Audio Engineer, Model Efficiency
Cohere
Location
New York, San Francisco, Toronto, Montreal
Employment Type
Full time
Location Type
Remote
Department
ModellingModeling
Who are we?
Our mission is to scale intelligence to serve humanity. We’re training and deploying frontier models for developers and enterprises who are building AI systems to power magical experiences like content generation, semantic search, RAG, and agents. We believe that our work is instrumental to the widespread adoption of AI.
We obsess over what we build. Each one of us is responsible for contributing to increasing the capabilities of our models and the value they drive for our customers. We like to work hard and move fast to do what’s best for our customers.
Cohere is a team of researchers, engineers, designers, and more, who are passionate about their craft. Each person is one of the best in the world at what they do. We believe that a diverse range of perspectives is a requirement for building great products.
Join us on our mission and shape the future!
Why this role?
Our team is a fast-growing group of committed researchers and engineers. The mission of the team is to build reliable machine learning systems and optimize audio inference serving efficiency using innovative techniques. As an engineer on this team, you will work on advancing core audio model serving metrics, including latency, throughput, and quality by diving deep into our systems, identifying bottlenecks, and delivering creative solutions for audio processing and streaming workloads.
You’ll collaborate closely with both the training and serving infrastructure teams to ensure seamless integration between model development and deployment, with a special focus on real-time and streaming audio inference.
Please Note: We have offices in Toronto, Montreal, San Francisco, New York, Paris, Seoul and London. We embrace a remote-friendly environment, and as part of this approach, we strategically distribute teams based on interests, expertise, and time zones to promote collaboration and flexibility. You'll find the Model Efficiency team concentrated in the EST and PST time zones, these are our preferred locations.
You may be a good fit for the team if you have:
Significant experience developing high-performance audio or machine learning inference systems.
Proficiency with programming languages such as C++ and Python.
Hands-on experience with deep learning models for audio, speech, or language applications.
-
A bias for action and a strong results-oriented mindset.
It is a big plus if you also have considerable experience with:
GPU programming, low-level system optimization, model parallelization techniques over multiple GPUs
Have experience with duplex real-time streaming architectures.
Internals of machine learning frameworks for audio (such as PyTorch, TensorFlow, or specialized audio libraries).
Have experience with inference framework like vLLM, SGLang, Tensort-LLM, or custom distributed inference systems
Sequence modeling (e.g., transformers for audio/speech) and end-to-end audio pipeline optimization
If some of the above doesn’t line up perfectly with your experience, we still encourage you to apply!
We value and celebrate diversity and strive to create an inclusive work environment for all. We welcome applicants from all backgrounds and are committed to providing equal opportunities.
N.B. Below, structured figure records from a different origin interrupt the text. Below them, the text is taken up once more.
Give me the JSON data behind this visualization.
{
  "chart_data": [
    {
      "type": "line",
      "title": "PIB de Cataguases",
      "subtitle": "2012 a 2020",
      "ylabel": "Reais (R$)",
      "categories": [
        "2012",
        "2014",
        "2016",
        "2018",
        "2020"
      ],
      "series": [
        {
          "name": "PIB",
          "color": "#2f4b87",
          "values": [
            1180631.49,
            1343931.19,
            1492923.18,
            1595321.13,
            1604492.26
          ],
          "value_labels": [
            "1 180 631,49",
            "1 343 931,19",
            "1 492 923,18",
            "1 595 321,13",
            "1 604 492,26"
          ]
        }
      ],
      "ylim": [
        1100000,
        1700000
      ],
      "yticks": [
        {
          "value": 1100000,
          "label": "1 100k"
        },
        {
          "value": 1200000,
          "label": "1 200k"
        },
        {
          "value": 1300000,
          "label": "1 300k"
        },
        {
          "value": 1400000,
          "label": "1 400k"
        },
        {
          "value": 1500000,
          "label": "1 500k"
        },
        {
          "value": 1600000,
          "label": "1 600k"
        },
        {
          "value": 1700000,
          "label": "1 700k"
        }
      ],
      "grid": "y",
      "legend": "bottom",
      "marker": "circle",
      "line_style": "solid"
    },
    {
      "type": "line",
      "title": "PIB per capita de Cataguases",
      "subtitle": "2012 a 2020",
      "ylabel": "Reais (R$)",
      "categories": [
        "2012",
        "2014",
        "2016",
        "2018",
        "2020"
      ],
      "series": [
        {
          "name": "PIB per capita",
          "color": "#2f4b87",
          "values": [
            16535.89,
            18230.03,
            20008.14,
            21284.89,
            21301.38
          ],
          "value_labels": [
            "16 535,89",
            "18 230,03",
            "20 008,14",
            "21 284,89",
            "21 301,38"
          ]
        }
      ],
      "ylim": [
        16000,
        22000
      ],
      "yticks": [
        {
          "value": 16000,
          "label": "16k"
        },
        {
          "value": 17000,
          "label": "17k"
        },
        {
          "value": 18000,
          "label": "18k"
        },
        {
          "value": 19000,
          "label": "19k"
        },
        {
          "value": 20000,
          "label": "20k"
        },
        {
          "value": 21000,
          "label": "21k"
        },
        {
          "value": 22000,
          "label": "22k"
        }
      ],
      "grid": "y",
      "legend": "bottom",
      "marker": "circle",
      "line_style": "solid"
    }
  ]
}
Should you require any accommodations during the recruitment process, please submit an Accommodations Request Form, and we will work together to meet your needs.
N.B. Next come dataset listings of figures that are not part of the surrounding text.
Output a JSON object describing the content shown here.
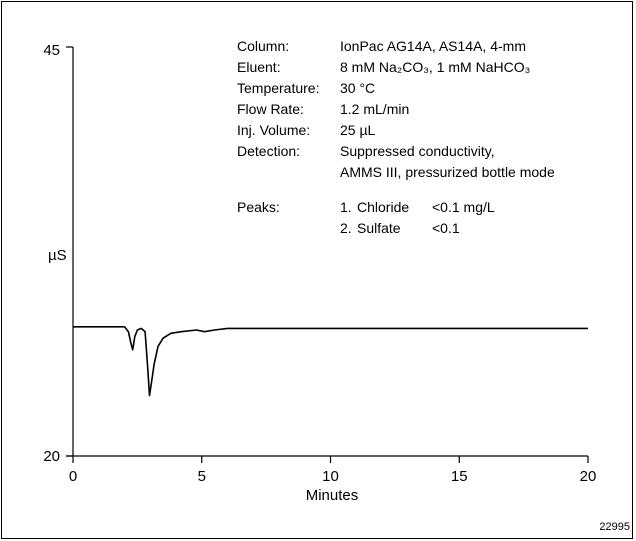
{
  "chart_data": {
    "type": "line",
    "xlabel": "Minutes",
    "ylabel": "µS",
    "xlim": [
      0,
      20
    ],
    "ylim": [
      20,
      45
    ],
    "x_ticks": [
      "0",
      "5",
      "10",
      "15",
      "20"
    ],
    "y_ticks": [
      "45",
      "20"
    ],
    "figure_id": "22995",
    "conditions": [
      {
        "label": "Column:",
        "value": "IonPac AG14A, AS14A, 4-mm"
      },
      {
        "label": "Eluent:",
        "value": "8 mM Na₂CO₃, 1 mM NaHCO₃"
      },
      {
        "label": "Temperature:",
        "value": "30 °C"
      },
      {
        "label": "Flow Rate:",
        "value": "1.2 mL/min"
      },
      {
        "label": "Inj. Volume:",
        "value": "25 µL"
      },
      {
        "label": "Detection:",
        "value": "Suppressed conductivity,"
      },
      {
        "label": "",
        "value": "AMMS III, pressurized bottle mode"
      }
    ],
    "peaks_label": "Peaks:",
    "peaks": [
      {
        "number": "1.",
        "name": "Chloride",
        "amount": "<0.1 mg/L"
      },
      {
        "number": "2.",
        "name": "Sulfate",
        "amount": "<0.1"
      }
    ],
    "series": [
      {
        "x": [
          0,
          0.5,
          1,
          1.5,
          2.0,
          2.15,
          2.25,
          2.32,
          2.4,
          2.5,
          2.65,
          2.8,
          2.9,
          2.97,
          3.05,
          3.15,
          3.3,
          3.5,
          3.8,
          4.2,
          4.8,
          5.1,
          5.5,
          6,
          8,
          10,
          12,
          14,
          16,
          18,
          20
        ],
        "y": [
          27.9,
          27.9,
          27.9,
          27.9,
          27.9,
          27.6,
          26.9,
          26.5,
          27.3,
          27.7,
          27.8,
          27.6,
          25.4,
          23.7,
          24.5,
          25.6,
          26.7,
          27.2,
          27.5,
          27.6,
          27.7,
          27.6,
          27.7,
          27.8,
          27.8,
          27.8,
          27.8,
          27.8,
          27.8,
          27.8,
          27.8
        ]
      }
    ]
  }
}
Full-Time Employees at Cohere enjoy these Perks:
🤝 An open and inclusive culture and work environment
🧑💻 Work closely with a team on the cutting edge of AI research
🍽 Weekly lunch stipend, in-office lunches & snacks
🦷 Full health and dental benefits, including a separate budget to take care of your mental health
🐣 100% Parental Leave top-up for up to 6 months
🎨 Personal enrichment benefits towards arts and culture, fitness and well-being, quality time, and workspace improvement
🏙 Remote-flexible, offices in Toronto, New York, San Francisco, London and Paris, as well as a co-working stipend
✈️ 6 weeks of vacation (30 working days!)